Danseuse enceinte licenciée : le directeur du ballet de l’Opéra de Lyon condamné pour discrimination
Danseuse enceinte licenciée : le directeur du ballet de l’Opéra de Lyon condamné pour discrimination
Par Richard Schittly (Lyon, correspondant)
La danseuse avait été congédiée, en 2014, à son retour de congé maternité. Le tribunal a rejeté les critères de libre choix artistique invoqués par la défense.
Répétition au studio de danse de l’Opéra de Lyon, en 2014. / JEFF PACHOUD / AFP
Le droit est-il soluble dans l’art ? Non, a répondu, jeudi 9 novembre, le tribunal correctionnel de Lyon, en condamnant le directeur du ballet de l’Opéra de Lyon à six mois de prison avec sursis et 5 000 euros d’amende, pour discrimination et harcèlement.
Yorgos Loukos, 67 ans, a été jugé coupable d’avoir écarté une danseuse de la troupe pour cause de maternité. Les juges ont estimé que la rupture de contrat relevait d’une infraction pénale, sans s’arrêter aux critères de libre choix artistique, invoqués par la défense. Ils ont condamné le directeur au versement de 20 000 euros de dédommagement à l’ancienne danseuse.
La décision fera date dans le monde de la danse, où les directeurs de ballet règnent en maîtres sur la carrière des danseurs. Pour l’avocat Thierry Monod, spécialiste en droit du travail, elle pourrait inspirer d’autres actions judiciaires, dans un univers très dur, sous des apparences de camaraderie complice. « Les artistes sont des personnes sensibles, fragiles, pas très procédurières, ils attendent que la parole se libère », a expliqué le défenseur de Karline Marion, 36 ans, danseuse congédiée en janvier 2014, au retour d’un congé maternité, après cinq ans au sein du ballet de Lyon.
Le directeur de ballet a justifié son choix en évoquant des « faiblesses stylistiques », un « manque de spontanéité », une « contradiction avec la modernité du répertoire », dans le rapport qu’il a adressé à la mairie de Lyon, employeur des trente danseurs du ballet.
Termes sexistes
Membre de la troupe de Maurice Béjart à ses débuts, Juliette dans la pièce de Prokofiev, Cendrillon pour la chorégraphie de Maguy Marin, choisie pour des pièces exigeantes de Merce Cunningham ou Jiri Kylian, la danseuse expérimentée a pensé que cette décision cachait un motif inavoué : sa grossesse, au moment précis où le renouvellement de son sixième contrat devait obligatoirement revêtir une durée indéterminée.
La danseuse a choisi d’enregistrer le directeur à son insu.
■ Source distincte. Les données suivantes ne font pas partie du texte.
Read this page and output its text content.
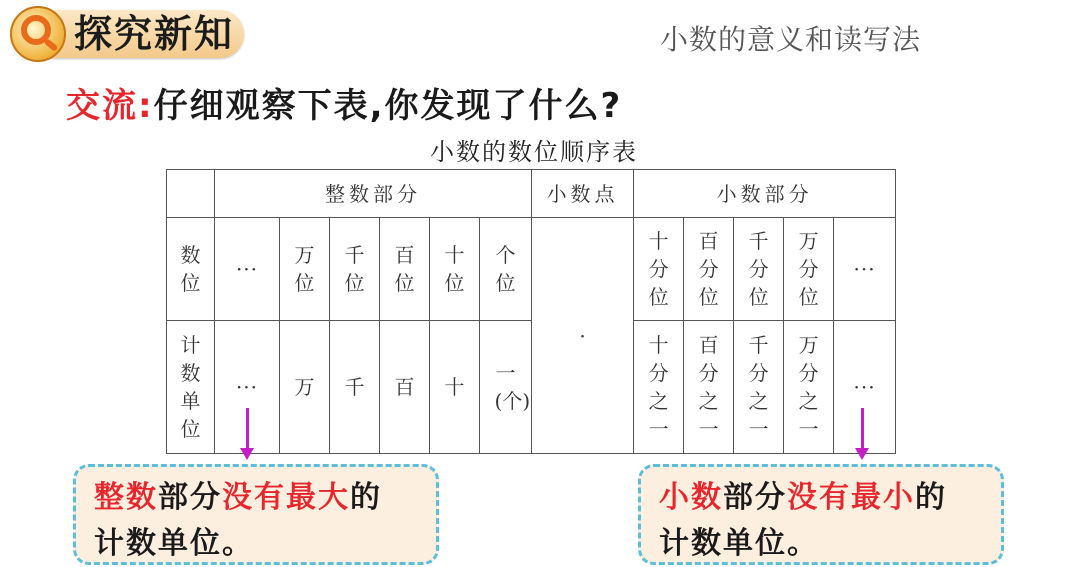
探究新知	小数的意义和读写法
交流:仔细观察下表,你发现了什么?
小数的数位顺序表
	整数部分						小数点	小数部分				
数位	···	万位	千位	百位	十位	个位	·	十分位	百分位	千分位	万分位	···
计数单位	···	万	千	百	十	一(个)		十分之一	百分之一	千分之一	万分之一	···
整数部分没有最大的
计数单位。
小数部分没有最小的
计数单位。
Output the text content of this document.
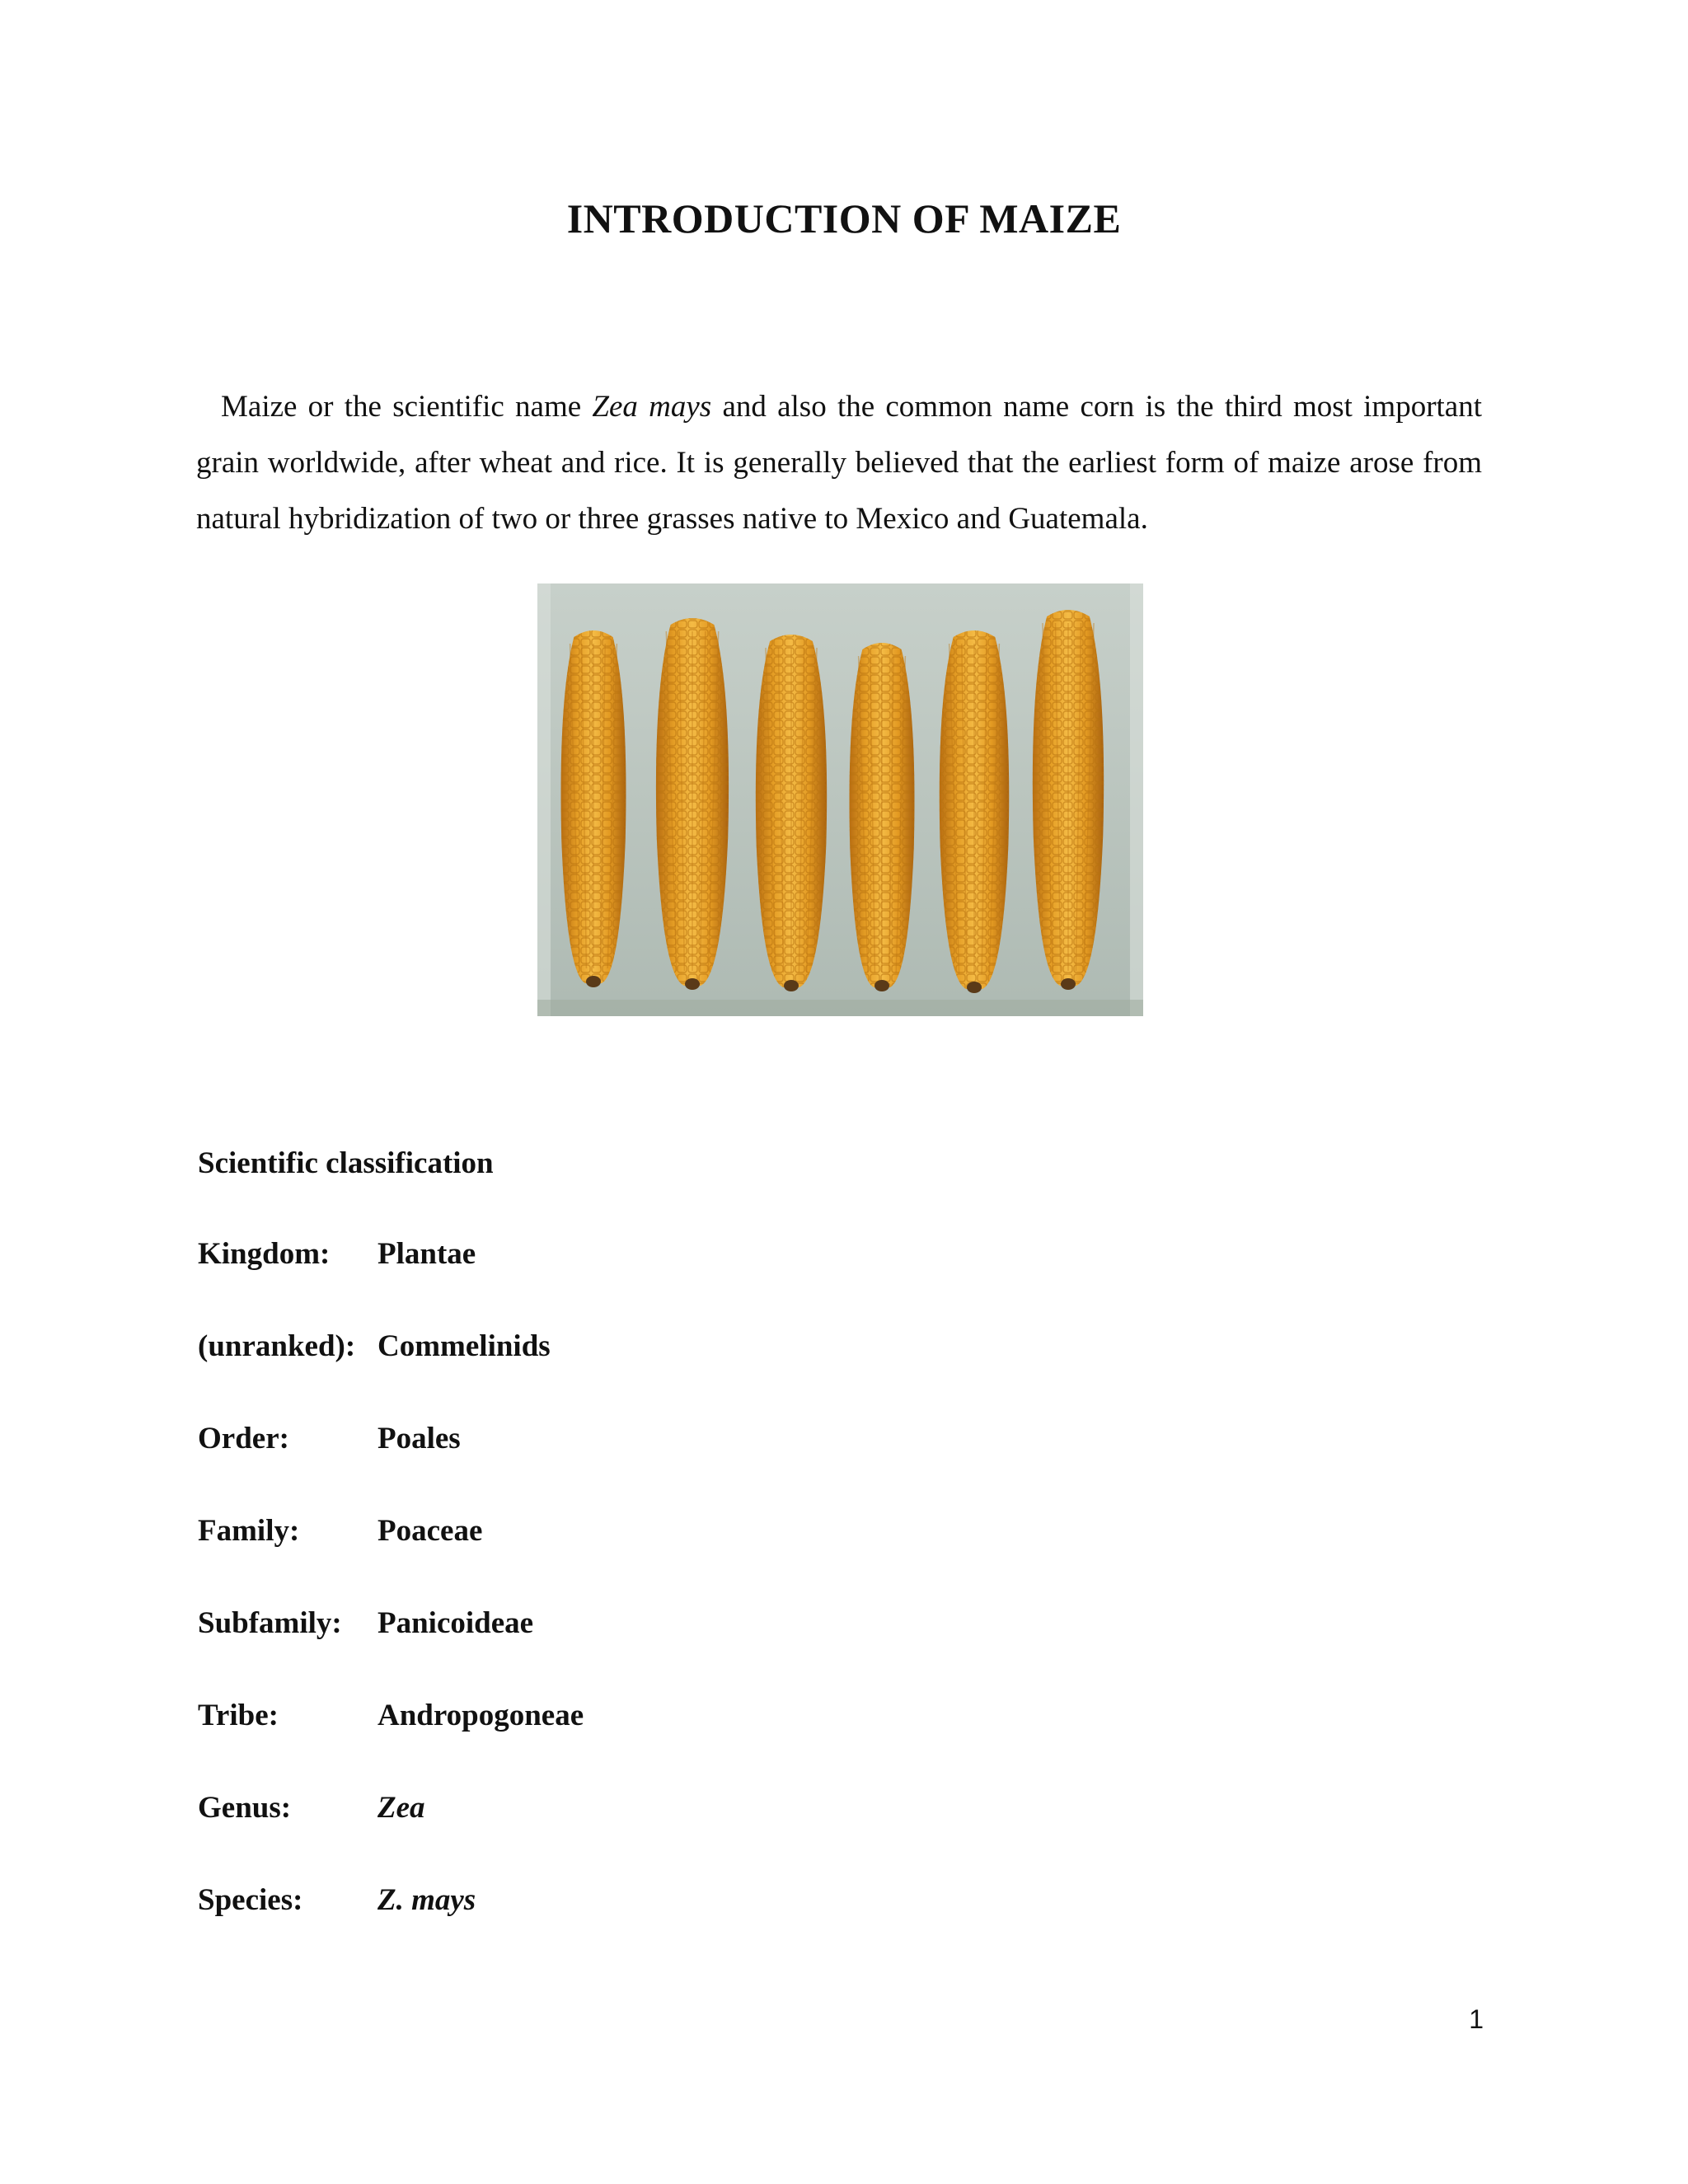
INTRODUCTION OF MAIZE

Maize or the scientific name Zea mays and also the common name corn is the third most important grain worldwide, after wheat and rice. It is generally believed that the earliest form of maize arose from natural hybridization of two or three grasses native to Mexico and Guatemala.

Scientific classification
Kingdom:	Plantae
(unranked): Commelinids
Order:	Poales
Family:	Poaceae
Subfamily:	Panicoideae
Tribe:	Andropogoneae
Genus:	Zea
Species:	Z. mays
1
Les conversations retranscrites révèlent un homme au ton paternaliste, l’appelant « ma petite », « ma chérie », utilisant des formules brutales, lorsqu’il lui conseille d’abandonner une tournée pour rester à Lyon « faire sa gym ». Il lui suggère de s’occuper de son enfant, en l’appelant son « truc ». Une enquête interne a confirmé des termes sexistes au sujet de femmes enceintes.
Campé à la barre, menton haut, mains dans le dos, tel un maître de ballet qui verrait s’agiter la chorégraphie judiciaire autour de lui, Yorgos Loukos a tenté d’excuser ses propos maladroits : « On est comme des sportifs, ensemble du matin au soir. » Voix forte, débit saccadé à la Karl Lagerfeld, il a justifié son choix : « Je savais qu’elle avait 35 ans, elle était pas mal mais elle n’était pas la meilleure. Tous les ans, toutes les compagnies du monde changent de danseurs. »
« L’art et le droit se combinent mal »
Pour le procureur de la République, « une grossesse va naturellement, légitimement, générer des contraintes en termes de ressources humaines, mais l’employeur doit y faire face, s’organiser ». « Qu’on ne vienne pas me dire que c’est de l’art ou de la danse, le code du travail s’applique aussi à l’Opéra de Lyon », a lancé Fabrice Tremel.
« L’art et le droit se combinent mal ; dans l’art vous n’avez pas de critères définis, une sélection en matière artistique, ce n’est que subjectif », a plaidé Frédéric Doyez. L’avocat de la défense déplore la méthode déloyale de l’enregistrement, aux dialogues volontairement orientés. Selon Me Doyez, la danseuse n’aurait pas supporté la sanction artistique et se serait vengée en portant plainte. « La danse tient à des critères tellement intimes, que c’est dur à accepter », dit-il. Pour lui, le directeur de ballet, qui a contribué à la renommée internationale de l’Opéra de Lyon, s’est uniquement demandé : « Est-ce que c’est bon pour la compagnie ou pas ? »
L’avocat a annoncé que son client allait faire appel du jugement.